Rise in commercial stamp duty to help fund €1.1bn budget

Threshold for higher rate of income tax could rise by €750 with significant State spend planned

Significant increases in spending on health, welfare and infrastructure, paid for by tax increases on commercial property transactions, will be unveiled by the Minister for Finance and Public Expenditure Paschal Donohoe when he presents the first budget of Leo Varadkar's administration today.

Workers will also see reductions in taxes, while those on welfare will also see increases in weekly payments.

The overall size of the package of new tax cuts and spending commitments was being finalised last night but is expected to be about €1.1 billion to €1.2 billion.

Both lower rates of USC are expected to be reduced, with the 5 per cent rate dropping by a quarter of a per cent, while the 2.5 per cent rate, paid on incomes of €12,200-€18,800, will fall by half a per cent.

In addition, the threshold at which people enter the higher, 40 per cent rate of income tax will rise from its current level of €33,800 by €750 for a single person to €34,550.

A package of increases in welfare payments was still being hammered out on Monday but is expected to include a €5-a-week increase on most welfare payments, though the rises will not kick in until the spring of 2018.

There will also be an increase, expected to be about €400 million, in capital expenditure on housing and an increase in funding for the Housing Assistance Payments (HAP), a social welfare support for people who have a long-term housing needs, is also expected.

New agency

To pay for all this, Mr Donohoe is expected to announce that the rate of commercial stamp duty will increase from two per cent to six per cent. This will raise more than €400 million and will be the main revenue-raising measure of the budget.

A packet of 20 cigarettes will increase by 50 cents but duties on alcohol will remain untouched. There will be no changes in the price of diesel or petrol.

The pupil-teacher ratio will drop to 26 pupils for every one teacher in primary schools, which had been identified as a priority by Fianna Fáil. The current pupil-teacher ratio is 27:1.

A string of measures are expected to tackle land hoarding, including an increase in the proposed vacant site levy from three per cent to seven per cent.

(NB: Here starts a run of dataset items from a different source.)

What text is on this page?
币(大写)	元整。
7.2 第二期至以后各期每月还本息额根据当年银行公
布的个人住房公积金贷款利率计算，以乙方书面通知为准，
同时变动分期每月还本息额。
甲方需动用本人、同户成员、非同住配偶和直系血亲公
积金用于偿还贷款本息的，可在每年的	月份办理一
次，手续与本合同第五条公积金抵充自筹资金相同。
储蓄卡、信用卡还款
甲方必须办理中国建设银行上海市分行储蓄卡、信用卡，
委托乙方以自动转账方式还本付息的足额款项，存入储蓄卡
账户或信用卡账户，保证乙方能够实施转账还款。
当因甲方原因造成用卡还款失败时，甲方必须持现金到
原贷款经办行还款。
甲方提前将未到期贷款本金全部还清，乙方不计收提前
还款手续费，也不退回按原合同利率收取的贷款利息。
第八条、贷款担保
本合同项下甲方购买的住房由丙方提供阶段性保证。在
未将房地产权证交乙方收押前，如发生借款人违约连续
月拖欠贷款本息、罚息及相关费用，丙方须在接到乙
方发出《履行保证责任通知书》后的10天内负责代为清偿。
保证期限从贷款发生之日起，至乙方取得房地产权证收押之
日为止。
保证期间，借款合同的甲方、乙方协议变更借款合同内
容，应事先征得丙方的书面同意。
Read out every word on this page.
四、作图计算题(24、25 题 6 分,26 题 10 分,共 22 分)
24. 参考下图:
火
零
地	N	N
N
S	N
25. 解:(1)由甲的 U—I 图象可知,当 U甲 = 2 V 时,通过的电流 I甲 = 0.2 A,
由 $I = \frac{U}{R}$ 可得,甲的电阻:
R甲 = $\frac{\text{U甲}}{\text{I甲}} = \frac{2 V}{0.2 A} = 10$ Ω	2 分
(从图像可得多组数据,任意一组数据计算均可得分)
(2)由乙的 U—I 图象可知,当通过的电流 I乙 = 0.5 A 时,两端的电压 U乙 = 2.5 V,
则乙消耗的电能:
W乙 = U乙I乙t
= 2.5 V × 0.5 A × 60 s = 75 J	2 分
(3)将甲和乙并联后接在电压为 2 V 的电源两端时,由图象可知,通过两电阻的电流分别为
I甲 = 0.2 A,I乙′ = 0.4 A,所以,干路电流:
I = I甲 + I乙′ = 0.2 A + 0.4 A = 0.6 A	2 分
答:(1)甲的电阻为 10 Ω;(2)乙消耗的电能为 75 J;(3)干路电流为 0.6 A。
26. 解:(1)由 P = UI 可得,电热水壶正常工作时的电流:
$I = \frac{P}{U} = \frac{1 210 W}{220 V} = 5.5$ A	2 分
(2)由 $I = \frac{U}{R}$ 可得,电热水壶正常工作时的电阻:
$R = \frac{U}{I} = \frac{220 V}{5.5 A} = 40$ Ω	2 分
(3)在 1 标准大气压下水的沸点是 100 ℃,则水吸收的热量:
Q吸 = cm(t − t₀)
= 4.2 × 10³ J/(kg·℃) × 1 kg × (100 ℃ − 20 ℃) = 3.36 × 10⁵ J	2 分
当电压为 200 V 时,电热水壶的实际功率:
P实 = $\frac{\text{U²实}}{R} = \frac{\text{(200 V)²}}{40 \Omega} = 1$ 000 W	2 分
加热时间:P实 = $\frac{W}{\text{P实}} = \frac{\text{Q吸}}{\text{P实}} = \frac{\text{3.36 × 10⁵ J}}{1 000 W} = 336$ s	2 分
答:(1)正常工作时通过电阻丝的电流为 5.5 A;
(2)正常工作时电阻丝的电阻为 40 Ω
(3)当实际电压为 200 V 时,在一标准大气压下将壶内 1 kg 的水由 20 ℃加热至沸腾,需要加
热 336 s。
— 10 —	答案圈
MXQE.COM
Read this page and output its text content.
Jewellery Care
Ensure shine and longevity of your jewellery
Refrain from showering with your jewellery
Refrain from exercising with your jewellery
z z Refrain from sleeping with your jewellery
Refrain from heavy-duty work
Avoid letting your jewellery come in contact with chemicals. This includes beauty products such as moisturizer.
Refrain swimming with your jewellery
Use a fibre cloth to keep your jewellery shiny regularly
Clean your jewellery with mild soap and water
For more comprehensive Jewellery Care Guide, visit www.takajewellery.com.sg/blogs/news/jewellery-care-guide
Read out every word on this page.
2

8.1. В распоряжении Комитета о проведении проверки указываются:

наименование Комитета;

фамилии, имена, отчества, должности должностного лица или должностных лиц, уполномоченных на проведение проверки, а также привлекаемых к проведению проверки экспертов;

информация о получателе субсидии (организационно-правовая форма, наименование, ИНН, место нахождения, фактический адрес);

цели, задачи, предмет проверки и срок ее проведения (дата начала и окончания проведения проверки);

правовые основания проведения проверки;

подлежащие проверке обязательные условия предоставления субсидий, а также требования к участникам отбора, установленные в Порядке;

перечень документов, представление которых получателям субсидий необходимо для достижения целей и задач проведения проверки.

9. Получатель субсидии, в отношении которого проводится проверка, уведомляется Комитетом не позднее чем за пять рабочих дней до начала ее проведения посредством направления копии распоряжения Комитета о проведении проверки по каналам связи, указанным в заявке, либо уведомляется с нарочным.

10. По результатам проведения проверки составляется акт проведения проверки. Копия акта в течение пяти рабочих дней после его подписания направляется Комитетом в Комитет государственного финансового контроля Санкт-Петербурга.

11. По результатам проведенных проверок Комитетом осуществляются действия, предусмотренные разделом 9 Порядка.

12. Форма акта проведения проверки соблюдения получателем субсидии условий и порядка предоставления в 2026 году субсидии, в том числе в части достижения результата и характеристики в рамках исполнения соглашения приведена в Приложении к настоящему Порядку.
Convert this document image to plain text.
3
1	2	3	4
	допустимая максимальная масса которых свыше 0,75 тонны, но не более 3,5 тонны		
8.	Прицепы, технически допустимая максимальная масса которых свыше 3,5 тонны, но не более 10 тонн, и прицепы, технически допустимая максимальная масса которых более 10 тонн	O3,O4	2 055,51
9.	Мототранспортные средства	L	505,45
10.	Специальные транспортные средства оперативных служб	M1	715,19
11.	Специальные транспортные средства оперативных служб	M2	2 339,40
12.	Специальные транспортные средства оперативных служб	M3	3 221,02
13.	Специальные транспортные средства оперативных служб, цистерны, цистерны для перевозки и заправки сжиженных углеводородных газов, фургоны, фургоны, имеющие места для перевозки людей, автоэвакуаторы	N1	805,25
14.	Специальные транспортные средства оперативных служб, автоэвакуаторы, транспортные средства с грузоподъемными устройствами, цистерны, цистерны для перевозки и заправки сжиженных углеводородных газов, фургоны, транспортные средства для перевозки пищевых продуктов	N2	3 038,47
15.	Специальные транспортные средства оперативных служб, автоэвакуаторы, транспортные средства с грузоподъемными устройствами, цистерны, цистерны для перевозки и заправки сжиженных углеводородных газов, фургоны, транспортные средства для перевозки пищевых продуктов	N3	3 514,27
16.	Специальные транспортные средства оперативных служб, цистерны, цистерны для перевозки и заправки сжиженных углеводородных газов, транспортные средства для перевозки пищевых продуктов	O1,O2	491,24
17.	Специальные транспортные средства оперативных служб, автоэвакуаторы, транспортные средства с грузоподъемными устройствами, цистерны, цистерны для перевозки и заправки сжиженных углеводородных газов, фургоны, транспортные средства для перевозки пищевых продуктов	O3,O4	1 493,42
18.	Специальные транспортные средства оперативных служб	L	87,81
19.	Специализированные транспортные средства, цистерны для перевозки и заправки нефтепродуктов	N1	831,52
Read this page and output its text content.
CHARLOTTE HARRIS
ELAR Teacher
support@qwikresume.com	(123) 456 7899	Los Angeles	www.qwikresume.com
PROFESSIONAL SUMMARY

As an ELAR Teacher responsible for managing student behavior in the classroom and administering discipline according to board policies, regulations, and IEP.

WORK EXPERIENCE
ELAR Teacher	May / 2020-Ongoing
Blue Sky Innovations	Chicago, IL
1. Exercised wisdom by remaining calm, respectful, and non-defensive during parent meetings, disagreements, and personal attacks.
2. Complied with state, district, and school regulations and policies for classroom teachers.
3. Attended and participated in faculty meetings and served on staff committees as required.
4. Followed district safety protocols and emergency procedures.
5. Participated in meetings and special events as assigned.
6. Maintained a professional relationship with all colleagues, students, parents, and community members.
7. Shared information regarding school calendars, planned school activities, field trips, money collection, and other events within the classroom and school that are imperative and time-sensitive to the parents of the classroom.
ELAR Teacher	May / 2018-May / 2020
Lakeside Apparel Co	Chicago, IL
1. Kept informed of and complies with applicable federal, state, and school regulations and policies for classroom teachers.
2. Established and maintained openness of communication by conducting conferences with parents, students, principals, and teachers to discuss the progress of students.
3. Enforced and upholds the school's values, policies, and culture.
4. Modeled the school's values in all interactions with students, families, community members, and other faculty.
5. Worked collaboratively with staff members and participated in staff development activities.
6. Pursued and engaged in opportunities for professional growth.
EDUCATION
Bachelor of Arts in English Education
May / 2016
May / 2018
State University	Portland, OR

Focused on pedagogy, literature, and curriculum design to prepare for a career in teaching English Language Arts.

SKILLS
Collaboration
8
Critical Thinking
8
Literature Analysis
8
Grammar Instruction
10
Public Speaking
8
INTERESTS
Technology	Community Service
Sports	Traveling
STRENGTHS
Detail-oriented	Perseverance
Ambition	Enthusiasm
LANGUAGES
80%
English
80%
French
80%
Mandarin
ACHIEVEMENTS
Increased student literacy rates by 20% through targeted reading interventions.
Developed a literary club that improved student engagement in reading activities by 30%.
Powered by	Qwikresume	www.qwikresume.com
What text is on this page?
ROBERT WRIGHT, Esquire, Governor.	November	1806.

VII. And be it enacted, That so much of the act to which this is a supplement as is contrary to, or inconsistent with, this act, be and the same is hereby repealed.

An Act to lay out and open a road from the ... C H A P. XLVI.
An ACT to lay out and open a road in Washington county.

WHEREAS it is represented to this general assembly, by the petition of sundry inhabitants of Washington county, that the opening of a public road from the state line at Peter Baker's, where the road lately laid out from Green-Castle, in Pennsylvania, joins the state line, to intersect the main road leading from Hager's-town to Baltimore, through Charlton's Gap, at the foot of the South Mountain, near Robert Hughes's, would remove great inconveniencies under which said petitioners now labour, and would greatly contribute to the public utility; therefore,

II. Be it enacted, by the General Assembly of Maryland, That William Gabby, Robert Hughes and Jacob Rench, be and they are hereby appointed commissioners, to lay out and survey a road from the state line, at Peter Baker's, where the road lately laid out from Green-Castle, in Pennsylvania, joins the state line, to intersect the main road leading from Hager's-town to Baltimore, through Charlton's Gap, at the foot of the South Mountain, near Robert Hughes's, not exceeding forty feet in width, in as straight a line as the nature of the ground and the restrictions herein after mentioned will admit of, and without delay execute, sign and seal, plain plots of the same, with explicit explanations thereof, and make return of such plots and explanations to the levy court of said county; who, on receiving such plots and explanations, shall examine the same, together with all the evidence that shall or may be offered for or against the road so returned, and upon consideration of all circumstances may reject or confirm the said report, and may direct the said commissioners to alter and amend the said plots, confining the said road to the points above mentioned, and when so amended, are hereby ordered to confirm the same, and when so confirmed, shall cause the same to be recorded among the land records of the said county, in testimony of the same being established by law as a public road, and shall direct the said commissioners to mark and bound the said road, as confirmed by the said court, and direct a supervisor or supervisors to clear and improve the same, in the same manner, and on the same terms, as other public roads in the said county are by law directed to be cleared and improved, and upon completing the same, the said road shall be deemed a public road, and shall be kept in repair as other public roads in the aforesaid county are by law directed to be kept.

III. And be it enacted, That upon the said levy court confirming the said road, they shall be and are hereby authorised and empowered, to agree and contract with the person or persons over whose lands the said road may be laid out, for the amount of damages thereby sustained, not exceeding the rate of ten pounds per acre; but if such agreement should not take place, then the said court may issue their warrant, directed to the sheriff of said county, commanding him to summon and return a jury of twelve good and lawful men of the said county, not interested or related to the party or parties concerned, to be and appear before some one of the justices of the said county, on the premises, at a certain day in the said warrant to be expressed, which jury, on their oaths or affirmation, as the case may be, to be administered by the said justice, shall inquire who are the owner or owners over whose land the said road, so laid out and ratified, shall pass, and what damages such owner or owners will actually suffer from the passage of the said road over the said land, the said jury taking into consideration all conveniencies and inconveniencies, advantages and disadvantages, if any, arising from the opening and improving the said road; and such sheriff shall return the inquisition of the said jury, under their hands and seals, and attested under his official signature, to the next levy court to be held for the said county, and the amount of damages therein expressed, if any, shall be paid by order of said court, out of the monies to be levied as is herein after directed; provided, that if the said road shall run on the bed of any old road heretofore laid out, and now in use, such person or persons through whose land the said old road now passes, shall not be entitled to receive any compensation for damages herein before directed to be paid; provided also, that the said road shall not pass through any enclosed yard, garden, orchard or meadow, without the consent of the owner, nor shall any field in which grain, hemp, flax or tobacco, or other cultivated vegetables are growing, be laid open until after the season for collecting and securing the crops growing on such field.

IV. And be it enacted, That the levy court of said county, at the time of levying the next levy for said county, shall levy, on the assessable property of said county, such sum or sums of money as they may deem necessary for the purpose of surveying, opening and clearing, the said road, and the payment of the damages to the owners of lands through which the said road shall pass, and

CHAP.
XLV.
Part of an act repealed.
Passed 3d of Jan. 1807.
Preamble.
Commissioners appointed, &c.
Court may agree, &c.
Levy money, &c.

There are also expected to be changes to capital gains tax for investors who availed of a seven-year exemption introduced in 2012. A new agency, understood to be named Home Building Finance Ireland, will be established to provide cheap loans to developers. It will draw on the experience of Nama, sources say, and will be funded by the sale of assets by the Irish Strategic Investment Fund (ISIF).

Prescription charges

The Department of Health will see a significant increase in funding, while prescription charges are to be reduced for everyone with a medical card under 70. The National Treatment Purchase Fund will be increased by €55 million to tackle waiting lists.

The Department of Children and Youth Affairs will be given money to fund an extra 300 staff for Tusla, the child and family agency. The agency will be given funding to develop a national out-of-hours phone service for reporting child abuse.

The social welfare Christmas bonus is expected to be paid at 85 per cent of its usual rate.

The Cabinet will meet at 8.30am on Tuesday to approve the budget, when Ministers will be briefed on the full package of spending and taxation measures.

Mr Donohoe and his officials are scheduled to brief the Fine Gael parliamentary party on the budget at noon, and he will make his budget speech to the Dáil at 1pm. His contribution will be responded to by the Fianna Fáil finance spokesman Michael McGrath, and by speakers from the other parties throughout the afternoon.

Stamp duty and excise changes will be voted on in the Dáil on Tuesday, with the Government needing Fianna Fáil TDs to abstain for the budget to pass.